Shortlist fit
SMB and mid-market teams that want managed SIEM and SOC coverage without building their own SIEM program
Provider handles
Service shares SOC workflow with your team or MSP while you keep control.Check before buying
Choosing which endpoints, cloud services, identity systems, network tools and SaaS sources are in scopeAlso fits
- MSPs that need a multi-tenant managed security service with pay-as-you-grow packaging
- Buyers that want log collection, compliance reporting and managed detection in one platform
- Teams that can keep response approvals and business remediation in house while Netsurion handles monitoring and guidance
Can replace
- Some self-managed SIEM operation, log collection and alert tuning work
- Some after-hours monitoring, investigation and threat-hunting workload
- Some compliance log management and reporting work
Coverage
Provider covers
- Open XDR platform with managed SIEM, log collection, correlation and 400-day standard log management in the public solution brief
- 24/7 SOC monitoring, threat hunting and guided remediation
- Workflow automations and service integrations for incident triage and orchestration
Your team still owns
- Approving response authority, escalation paths and the incident-response plan
- Completing business remediation, recovery and user communication after confirmed incidents
- Buying or managing optional endpoint security, vulnerability management, incident support and extended retention
Tradeoffs
Works well
- Co-managed model fits buyers that want SOC help while keeping visibility into the security operations platform
- Managed SIEM and log retention make it useful for compliance-driven buyers that need more than endpoint MDR
- MSP-oriented packaging, multi-tenant management and pay-as-you-grow language are clearer than many enterprise-only SOC providers
Watch out for
- Public pricing is quote-based, with no current numeric list price for Managed Open XDR
- Response ownership is not the same as full provider-owned containment or DFIR
- Feature depth depends on Essentials, Enterprise and optional modules, so package comparison matters
Reviews
Review synthesis
G2 and Gartner reviews mostly describe Netsurion through managed SIEM and EventTracker experience: buyers value support, reports, log visibility and reduced internal monitoring work. The recurring cautions are setup effort, search or dashboard complexity, delayed or unclear communication and the need to verify whether newer Open XDR and Lumifi-owned delivery match older EventTracker reviews.Customers like
- Reviews mention managed SIEM support, useful reports and alert tuning that gives internal teams time back
- MSP and mid-market users call out co-managed SIEM as a practical way to add SOC coverage
- Reddit discussion often places EventTracker or Netsurion among MSP-oriented managed SIEM options
Watch out for
- Some reviewers describe setup, search or dashboard work as less simple than expected
- Older G2 reviews include communication and public-cloud service-model caveats
- Reddit evidence is mostly shortlisting and category discussion, not detailed current Netsurion customer experience
Pricing
- Price
- Quote-based, with pay-as-you-grow packaging referenced for MSP buyers
- Billing
- Tiered, Custom
Questions to ask
- Which Open XDR package are we buying, and which data-source integrations are included versus optional?

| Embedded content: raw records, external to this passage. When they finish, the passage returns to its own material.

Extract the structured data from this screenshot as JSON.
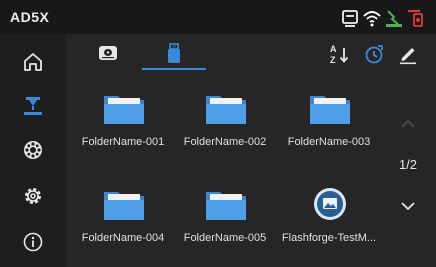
{
  "app": {
    "title": "AD5X"
  },
  "statusbar": {
    "icons": [
      "usb-drive-icon",
      "wifi-icon",
      "print-status-icon",
      "filament-icon"
    ],
    "colors": {
      "wifi": "#ffffff",
      "print_status": "#4caf50",
      "filament": "#e53935"
    }
  },
  "sidebar": {
    "items": [
      {
        "icon": "home-icon",
        "active": false
      },
      {
        "icon": "printer-icon",
        "active": true
      },
      {
        "icon": "spool-icon",
        "active": false
      },
      {
        "icon": "settings-icon",
        "active": false
      },
      {
        "icon": "info-icon",
        "active": false
      }
    ]
  },
  "tabs": [
    {
      "icon": "local-storage-icon",
      "active": false
    },
    {
      "icon": "usb-storage-icon",
      "active": true
    }
  ],
  "toolbar": {
    "sort_icon": "sort-az-icon",
    "history_icon": "history-icon",
    "edit_icon": "edit-icon"
  },
  "files": [
    {
      "name": "FolderName-001",
      "type": "folder"
    },
    {
      "name": "FolderName-002",
      "type": "folder"
    },
    {
      "name": "FolderName-003",
      "type": "folder"
    },
    {
      "name": "FolderName-004",
      "type": "folder"
    },
    {
      "name": "FolderName-005",
      "type": "folder"
    },
    {
      "name": "Flashforge-TestM...",
      "type": "file"
    }
  ],
  "pagination": {
    "page": "1/2"
  },
  "colors": {
    "accent": "#3a8ad8",
    "folder": "#4f9ee8"
  }
}
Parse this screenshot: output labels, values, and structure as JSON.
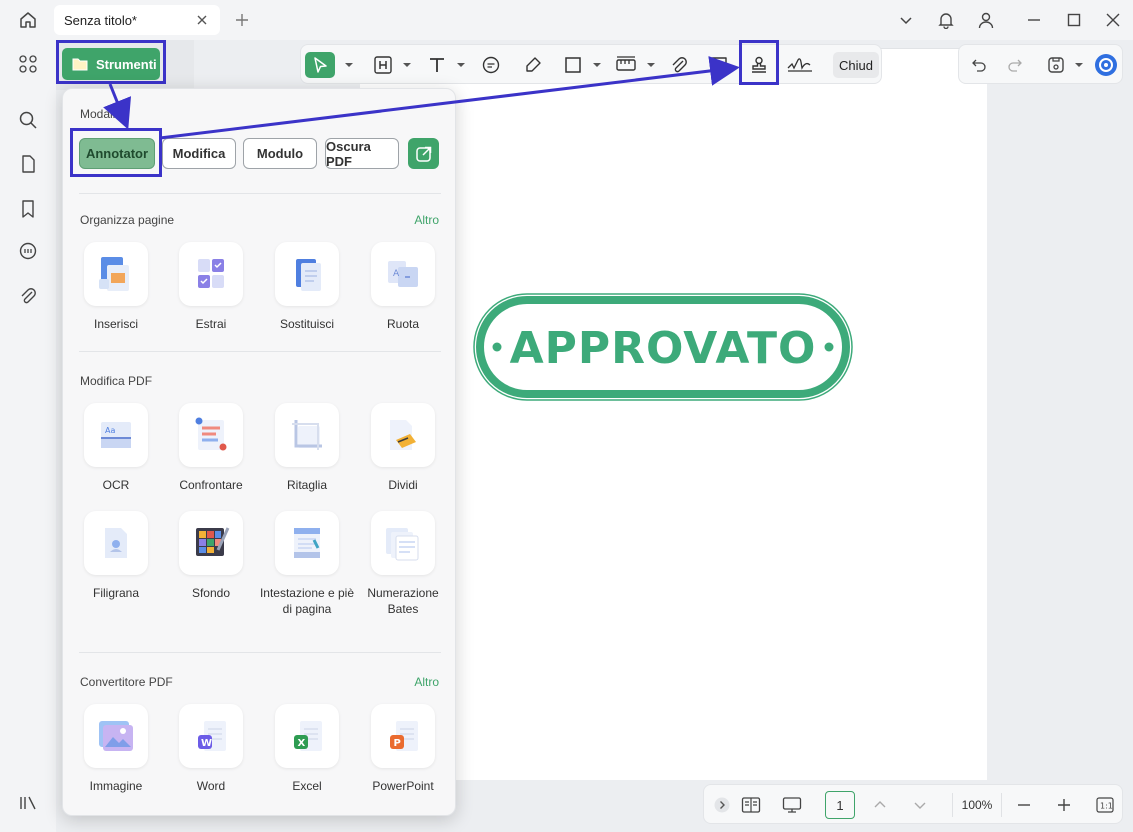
{
  "titlebar": {
    "tab_title": "Senza titolo*"
  },
  "strumenti": {
    "label": "Strumenti"
  },
  "toolbar": {
    "close_label": "Chiud"
  },
  "stamp": {
    "text": "APPROVATO"
  },
  "panel": {
    "mode_title": "Modalità",
    "modes": [
      "Annotator",
      "Modifica",
      "Modulo",
      "Oscura PDF"
    ],
    "sections": [
      {
        "title": "Organizza pagine",
        "altro": "Altro",
        "tools": [
          "Inserisci",
          "Estrai",
          "Sostituisci",
          "Ruota"
        ]
      },
      {
        "title": "Modifica PDF",
        "altro": "",
        "tools": [
          "OCR",
          "Confrontare",
          "Ritaglia",
          "Dividi",
          "Filigrana",
          "Sfondo",
          "Intestazione e piè di pagina",
          "Numerazione Bates"
        ]
      },
      {
        "title": "Convertitore PDF",
        "altro": "Altro",
        "tools": [
          "Immagine",
          "Word",
          "Excel",
          "PowerPoint"
        ]
      }
    ]
  },
  "bottombar": {
    "page": "1",
    "zoom": "100%"
  },
  "colors": {
    "accent": "#3fa46a",
    "highlight": "#3b33c8",
    "stamp": "#3daa7a"
  }
}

- Which automated response actions can the platform take, and which remediation steps only come as SOC guidance?
- Will support, renewal and roadmap ownership sit with Netsurion, Lumifi, an MSP or another channel partner?
Integrations
- SIEM
- Netsurion Open XDR
- EventTracker
- EDR / Endpoint
- Netsurion managed endpoint security
- SentinelOne
- Carbon Black
- CrowdStrike
- Windows Defender
- Cloud
- Microsoft 365
- Google Workspace
- Other
- Active Directory
- Okta
- Duo
- ConnectWise
- Cisco
- Fortinet
- Palo Alto Networks
- Sophos
- VMware
Editorial notes
Why co-managed SOC
Netsurion's public material describes Managed Open XDR as a co-managed service with Open XDR, managed SIEM, workflow automation, 24/7 monitoring, threat hunting, tuning, training and customer success. That is broader than alert forwarding but still leaves incident-response authority and business remediation with the buyer or MSP.
Response boundary
Official material supports automated response by Open XDR and guided remediation by the 24/7 SOC. It also says successful incident response centers on the customer and that partners may be enlisted for hands-on DFIR, so the profile should not imply Netsurion owns every containment or recovery step.
Package boundary
The 2024 solution brief separates Essentials and Enterprise features. Threat hunting, full compliance reports, full data-source integrations, data-source tuning, implementation project management, incident and audit support and extended retention can vary by package or option.
Pricing boundary
Netsurion references pay-as-you-grow pricing for service-provider buyers but does not publish current Managed Open XDR list pricing. Old EventTracker Log Manager prices are legacy product signals and are not used as current public pricing.
Ownership change
Lumifi acquired Netsurion on May 21, 2024 and said the acquisition added more than 400 Netsurion clients. Buyers should ask how Lumifi's SOC, SHIELDVision platform, support model and roadmap affect Netsurion Open XDR customers.